Friday, 27 June 2014

Monetary policymakers as boyfriends

An MP who is a member of the Treasury Select Committee has described the Bank of England as an unreliable boyfriend: “one day hot, one day cold". City economists make similar complaints. The same is frequently said in the US about supposed Fed communication failures. Are these complaints justified?

In judging whether a central bank is really ‘blowing hot and cold’, we need to distinguish between public information about the economy on the one hand, and how policymakers will behave given new information on the other (in technical terms, their ‘reactions functions’). If you start flirting with your boyfriend’s best mate, you should not be surprised if he starts going a little cold. If, on the other hand, he had been attentive and considerate until the World Cup started, since when you have been completely ignored, you have probably learnt something about him that you did not know before.

The problem is that we cannot know for sure how each MPC or FOMC member will react to new bits of data as they emerge. So when Mark Carney in his Mansion House speech said “There’s already great speculation about the exact timing of the first rate hike and this decision is becoming more balanced.” he could have just been reflecting the fact that recent data had been surprisingly strong. As everyone had seen this data, there was no useful additional information in that statement.

However he went on to say “It could happen sooner than markets currently expect.” The intent of that statement is clear. For some reason markets had not reacted to this recent data (and therefore advanced their expectations about when the first rate increase would occur) in the way Mark Carney or the MPC as a whole had done. So they had got the Bank’s reaction function wrong, and Carney was telling them so.

This is why the market reacted strongly to Carney’s speech, and Carney intended them to do so. The trick was to reference something tangible - the market’s forecast for when interest rates were likely to rise. But this raises an obvious question. If part of the Bank’s communications strategy is to make comments about market forecasts of interest rates, wouldn’t it be both clearer and more efficient to have the Bank’s own forecast about interest rates. This is a point that ex-Bank economist Tony Yates makes here.

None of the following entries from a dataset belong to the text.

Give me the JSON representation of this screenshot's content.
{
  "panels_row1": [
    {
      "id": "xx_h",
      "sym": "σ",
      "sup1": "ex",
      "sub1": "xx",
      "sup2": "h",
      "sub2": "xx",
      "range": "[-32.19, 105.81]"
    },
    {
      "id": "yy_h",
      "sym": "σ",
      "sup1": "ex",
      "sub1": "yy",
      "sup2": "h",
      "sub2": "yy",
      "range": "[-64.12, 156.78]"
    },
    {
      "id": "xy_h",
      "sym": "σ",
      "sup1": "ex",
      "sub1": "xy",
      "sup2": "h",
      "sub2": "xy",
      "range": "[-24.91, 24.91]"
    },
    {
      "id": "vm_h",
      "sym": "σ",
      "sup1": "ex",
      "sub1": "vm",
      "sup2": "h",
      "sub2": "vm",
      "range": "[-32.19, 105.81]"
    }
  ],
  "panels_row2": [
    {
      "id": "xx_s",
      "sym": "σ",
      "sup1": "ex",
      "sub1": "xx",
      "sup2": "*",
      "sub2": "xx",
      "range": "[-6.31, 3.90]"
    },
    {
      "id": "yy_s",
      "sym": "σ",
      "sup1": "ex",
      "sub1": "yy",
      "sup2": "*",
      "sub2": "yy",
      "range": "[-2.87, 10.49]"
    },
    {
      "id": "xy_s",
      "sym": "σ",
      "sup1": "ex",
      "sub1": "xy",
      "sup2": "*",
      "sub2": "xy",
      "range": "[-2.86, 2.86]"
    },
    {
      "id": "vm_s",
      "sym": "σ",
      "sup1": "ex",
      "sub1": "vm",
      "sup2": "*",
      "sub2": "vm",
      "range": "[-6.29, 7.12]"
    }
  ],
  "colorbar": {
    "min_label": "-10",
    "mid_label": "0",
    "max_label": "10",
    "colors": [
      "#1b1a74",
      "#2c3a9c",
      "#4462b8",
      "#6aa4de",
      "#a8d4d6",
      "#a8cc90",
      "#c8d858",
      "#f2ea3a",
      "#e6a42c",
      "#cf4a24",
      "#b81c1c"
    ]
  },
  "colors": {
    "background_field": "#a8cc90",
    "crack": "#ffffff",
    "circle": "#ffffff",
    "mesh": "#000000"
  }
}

I have argued for this for some time (e.g. here, para 105), and was therefore enthusiastic when the Fed started to publish rate forecasts just after I started this blog. The idea is obviously not to commit the central bank to some path: a forecast is a forecast. Nor is the idea that the central bank somehow knows more about the data than the market, or that its ability to forecast is better. What publishing a forecast allows the market to do is get a better idea of character of their ‘boyfriend’. (It also allows the public to check that their boyfriend is not being time inconsistent, as I also explain here.)

It is only a matter of time before the Bank of England does this, and continues in its tradition of following the Fed. One interesting question of detail remains, however. Should the Bank publish a single forecast, or follow the Fed and publish the forecasts of each MPC member? (I give an example of the FOMC ‘blue dots’ in this post.) There are arguments for both. The Bank publishes a forecast for inflation and other aspects of the economy, but only on the basis of market guesses of future rates. It would be much more efficient and informative to publish forecasts based on the Bank’s best guess about the future path of interest rates.

The problem with having just one forecast is illustrated by the Carney speech. Was Carney at the time giving his view, or the view of the MPC? If the latter, how unanimous was that view? If subsequently a member of the MPC says something different, is that consistent with the majority view or a change? This problem becomes particularly acute when new MPC members replace old. Questions such as these can only be answered if individual MPC members give their own personal forecasts, as FOMC members currently do but with, in addition, their names attached.

When it comes to monetary policy, we have not one but many ‘boyfriends’. Now boyfriends can get annoyed if you keep asking them ‘what are you thinking’, but in this case we do rely on them (and pay them) rather a lot, so I think we are entitled to know.